US residential construction, driven by a surge in new multi-family projects, increased by a solid 6.5% in September, the Census Bureau reports. The rise beat forecasts and signals that the housing market remained on a recovery track. At the same time, newly issued building permits dipped 5% last month, suggesting that the housing market’s growth will remain moderate.

Steady if moderate growth is the general message in the year-over-year changes for housing starts and new building permits. On both fronts the trend looks encouraging, with starts rising 17.5% last month vs. the year-earlier level. That’s the second straight month of annual increases close to 20% and the sixth straight month of gains in year-over-year terms. Permits are rising at a lesser rate, slipping to a mild 4.8% annual increase in September. But for the moment, the overall picture for housing activity points to ongoing growth.

 

A rosy outlook was certainly the forecast via yesterday’s update of the NAHB Housing Market Index, which monitors builder confidence. The benchmark rose to 64 for October—a ten-year high.
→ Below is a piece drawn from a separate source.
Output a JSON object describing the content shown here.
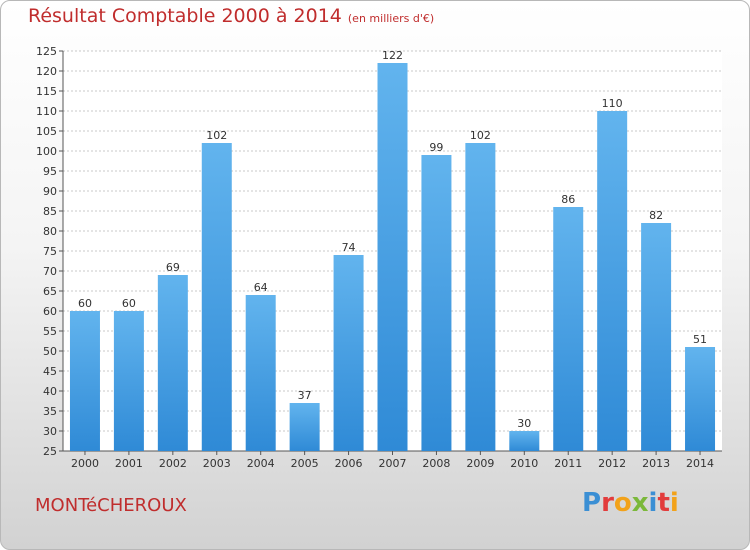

A reading above 50 indicates that a majority of builders are optimistic and so the latest figure suggests that housing activity will continue to bubble.

“With October’s three-point uptick, builder confidence has been holding steady or increasing for five straight months,” said NAHB Chief Economist David Crowe in a statement. “This upward momentum shows that our industry is strengthening at a gradual but consistent pace.”

Today’s hard data on housing starts doesn’t offer any reason to argue otherwise. In fact, the upbeat housing data suggests that the wobbly US economy of late will muddle forward and continue to post modest growth for the near-term future. As Reuters reminds in today’s review of the housing release, “although residential construction accounts for less than 3 percent of gross domestic product, housing has a broader impact on the economy, with rising home prices boosting household wealth and therefore supporting consumer spending.”